草鱼肿瘤坏死因子alpha的竞争抑制酶联免疫检测方法

摘要

本发明涉及草鱼肿瘤坏死因子alpha的竞争抑制酶联免疫检测方法，包括如下步骤：步骤1：确定包被抗原的浓度和多克隆抗体的最适稀释倍数；步骤2：建立竞争抑制酶联免疫检测方法，包被草鱼肿瘤坏死因子alpha蛋白的酶标板得到固定于酶标板上的抗原；将酶标抗体与抗原混合液混合后与固定于酶标板上的抗原竞争结合；洗涤酶标板以及对底物显色；对酶标板的孔进行读数得到每个孔的吸光值，根据读取的吸光值分别计算标准品抗原和待测样品的抑制率从而根据该抑制率计算待测样品的浓度。

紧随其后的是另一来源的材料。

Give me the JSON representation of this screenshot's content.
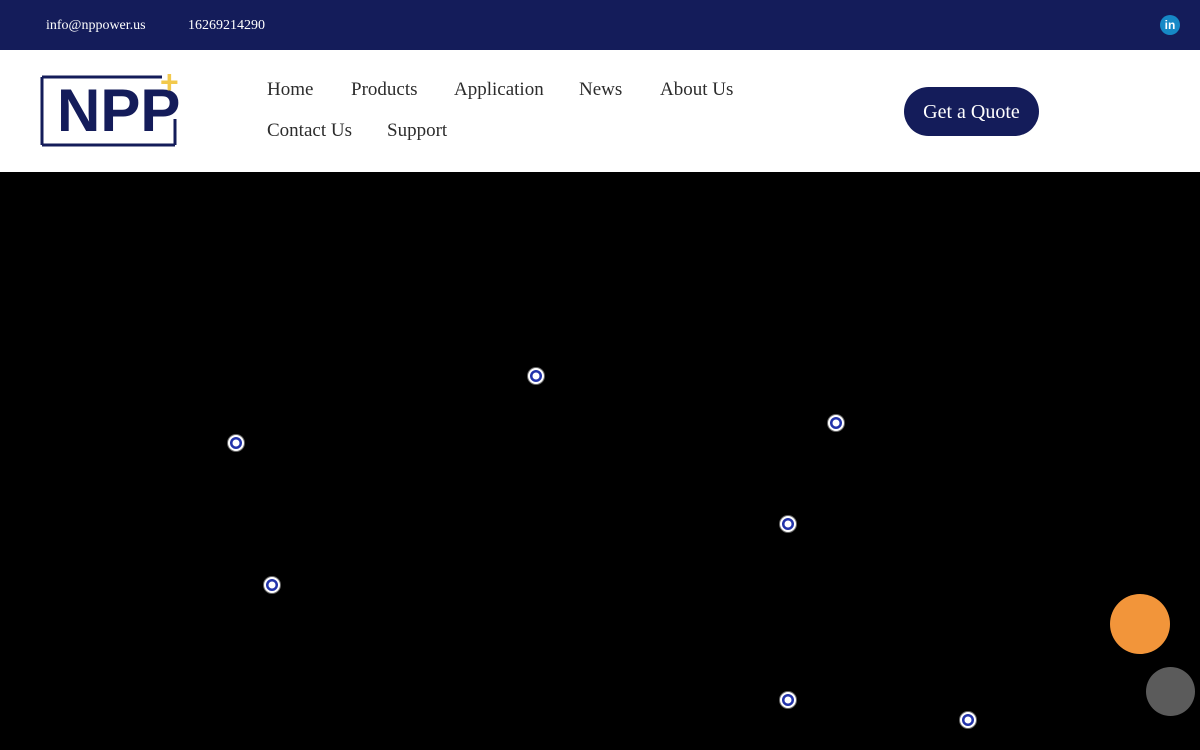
{
  "topbar": {
    "email": "info@nppower.us",
    "phone": "16269214290",
    "social_icon": "linkedin-icon",
    "social_label": "in"
  },
  "brand": {
    "logo_text": "NPP",
    "logo_accent": "+"
  },
  "nav": {
    "items": [
      {
        "label": "Home"
      },
      {
        "label": "Products"
      },
      {
        "label": "Application"
      },
      {
        "label": "News"
      },
      {
        "label": "About Us"
      },
      {
        "label": "Contact Us"
      },
      {
        "label": "Support"
      }
    ]
  },
  "header": {
    "cta_label": "Get a Quote"
  },
  "hero": {
    "hotspot_icon": "hotspot-icon"
  },
  "floating": {
    "primary_icon": "orange-circle-icon",
    "secondary_icon": "gray-circle-icon"
  },
  "colors": {
    "brand_navy": "#141c5a",
    "accent_yellow": "#f2c94c",
    "accent_orange": "#f2953a",
    "linkedin_blue": "#1688c6",
    "hero_background": "#000000"
  }
}
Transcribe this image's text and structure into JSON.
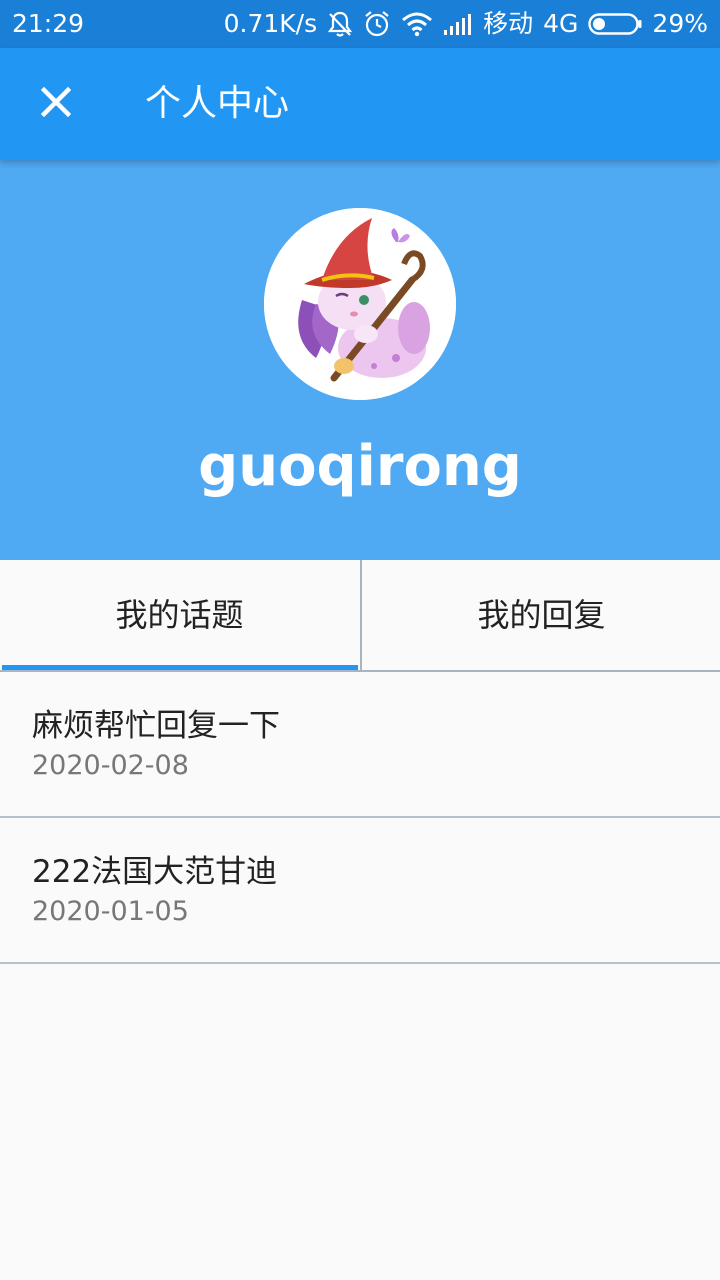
{
  "status_bar": {
    "time": "21:29",
    "net_speed": "0.71K/s",
    "carrier": "移动",
    "network": "4G",
    "battery": "29%",
    "battery_level": 0.29,
    "icons": [
      "mute-bell-icon",
      "alarm-icon",
      "wifi-icon",
      "signal-icon",
      "battery-icon"
    ]
  },
  "app_bar": {
    "close_icon": "close-icon",
    "title": "个人中心"
  },
  "profile": {
    "avatar": "avatar-image",
    "username": "guoqirong"
  },
  "tabs": [
    {
      "label": "我的话题",
      "selected": true
    },
    {
      "label": "我的回复",
      "selected": false
    }
  ],
  "topics": [
    {
      "title": "麻烦帮忙回复一下",
      "date": "2020-02-08"
    },
    {
      "title": "222法国大范甘迪",
      "date": "2020-01-05"
    }
  ],
  "colors": {
    "status_bar": "#1a7fd6",
    "app_bar": "#2196f3",
    "profile_bg": "#4fa9f3",
    "tab_indicator": "#2196f3"
  }
}
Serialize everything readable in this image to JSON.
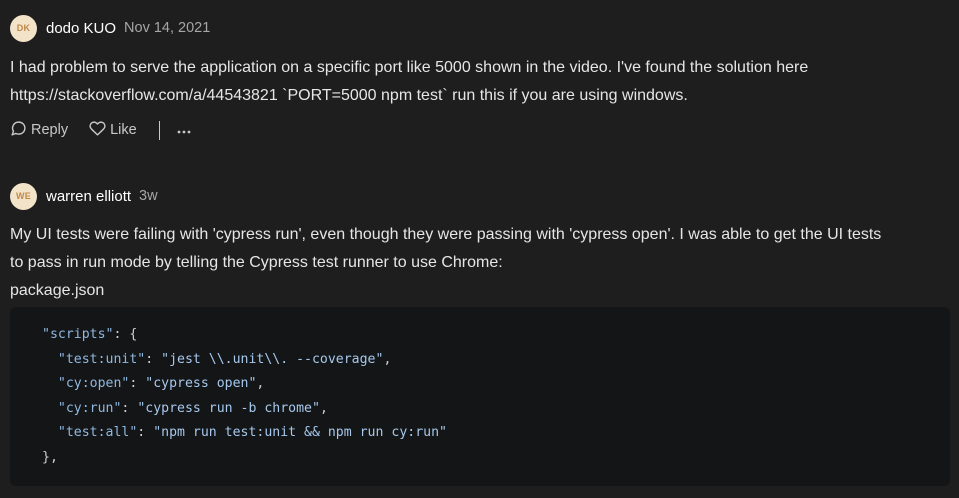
{
  "comments": [
    {
      "avatar_initials": "DK",
      "author": "dodo KUO",
      "time": "Nov 14, 2021",
      "body_lines": [
        "I had problem to serve the application on a specific port like 5000 shown in the video. I've found the solution here",
        "https://stackoverflow.com/a/44543821 `PORT=5000 npm test` run this if you are using windows."
      ],
      "actions": {
        "reply": "Reply",
        "like": "Like",
        "more": "more"
      }
    },
    {
      "avatar_initials": "WE",
      "author": "warren elliott",
      "time": "3w",
      "body_lines": [
        "My UI tests were failing with 'cypress run', even though they were passing with 'cypress open'. I was able to get the UI tests",
        "to pass in run mode by telling the Cypress test runner to use Chrome:",
        "package.json"
      ],
      "code": {
        "open_key": "\"scripts\"",
        "open_rest": ": {",
        "entries": [
          {
            "key": "\"test:unit\"",
            "value": "\"jest \\\\.unit\\\\. --coverage\"",
            "trail": ","
          },
          {
            "key": "\"cy:open\"",
            "value": "\"cypress open\"",
            "trail": ","
          },
          {
            "key": "\"cy:run\"",
            "value": "\"cypress run -b chrome\"",
            "trail": ","
          },
          {
            "key": "\"test:all\"",
            "value": "\"npm run test:unit && npm run cy:run\"",
            "trail": ""
          }
        ],
        "close": "},"
      }
    }
  ],
  "colors": {
    "background": "#1e1e1f",
    "code_bg": "#141517",
    "avatar_bg": "#f3e3c8",
    "code_key": "#8fb8e0"
  },
  "icons": {
    "reply": "speech-bubble-icon",
    "like": "heart-icon",
    "more": "ellipsis-icon"
  }
}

本发明的有益效果是：为检测草鱼中肿瘤坏死因子alpha的蛋白表达水平提供了快速高效的检测手段，该法稳定可靠，且成本较低。

主权项

草鱼肿瘤坏死因子alpha的竞争抑制酶联免疫检测方法，其特征在于，包括如下步骤：步骤1：确定包被抗原的浓度和多克隆抗体的最适稀释倍数；步骤2：建立竞争抑制酶联免疫检测方法，具体过程包括如下步骤：步骤21：包被草鱼肿瘤坏死因子alpha蛋白的酶标板得到固定于酶标板上的抗原；具体操作过程为用pH为9.6且浓度为0.05M的碳酸盐缓冲液抗原稀释液稀释每孔浓度为2μg/ml的草鱼肿瘤坏死因子alpha蛋白成为包被液，用包被液包被96孔酶标板，每孔加入包被液体积为100μl；4℃条件下包被过夜后甩干，用pH为7.4、浓度为0.1M且含0.05％Tween‑20的磷酸盐缓冲液即PBST洗涤液洗涤三次，每次300μl/孔，每次3分钟；步骤22：封闭去除酶标板上没有包被上草鱼肿瘤坏死因子alpha蛋白的部位；具体操作过程为用由pH为7.4且浓度为0.1M的PBS稀释5％脱脂奶粉和0.3％牛血清白蛋白溶液组成的封闭液室温封闭2小时，每孔加封闭液300μl；步骤23：制备酶标抗体与抗原混合液；具体操作过程为用PBST抗原/抗体稀释液将重组草鱼肿瘤坏死因子alpha蛋白稀释到如下浓度：0ng/ml、0.5ng/ml、1ng/ml、2ng/ml、4ng/ml、8ng/ml、16ng/ml以及20ng/ml作为不同浓度标准品，取不同浓度标准品50μl与PBST溶液中按1：2000比例稀释得到的50μl酶标抗体混匀后室温孵育2小时；对待测样品的检测：取待测样品50μl与50μl 1:2000稀释的酶标抗体混合，同样室温孵育2小时；步骤24：将酶标抗体与抗原混合液混合后与固定于酶标板上的抗原竞争结合；具体操作过程为酶标板中抗原完成封闭后，甩干封闭液，并用300μl PBST洗涤三次，每次至少3分钟，然后加入步骤23中制备完成的酶标抗体与抗原混合液，每孔中加入酶标抗体与抗原混合液100μl，室温孵育至少2小时；步骤25：洗涤酶标板以及对底物显色；具体操作过程为待步骤24结束后，甩干孔内液体，用300μl PBST洗涤五次，每次3分钟，然后每孔加入100μl TMB底物，37℃反应20分钟后加入50μl 2M硫酸H₂SO₄终止反应；步骤26：对酶标板的孔进行读数得到每个孔的吸光值OD，根据读取的吸光值分别计算标准品抗原和待测样品的抑制率从而根据该抑制率计算待测样品的浓度。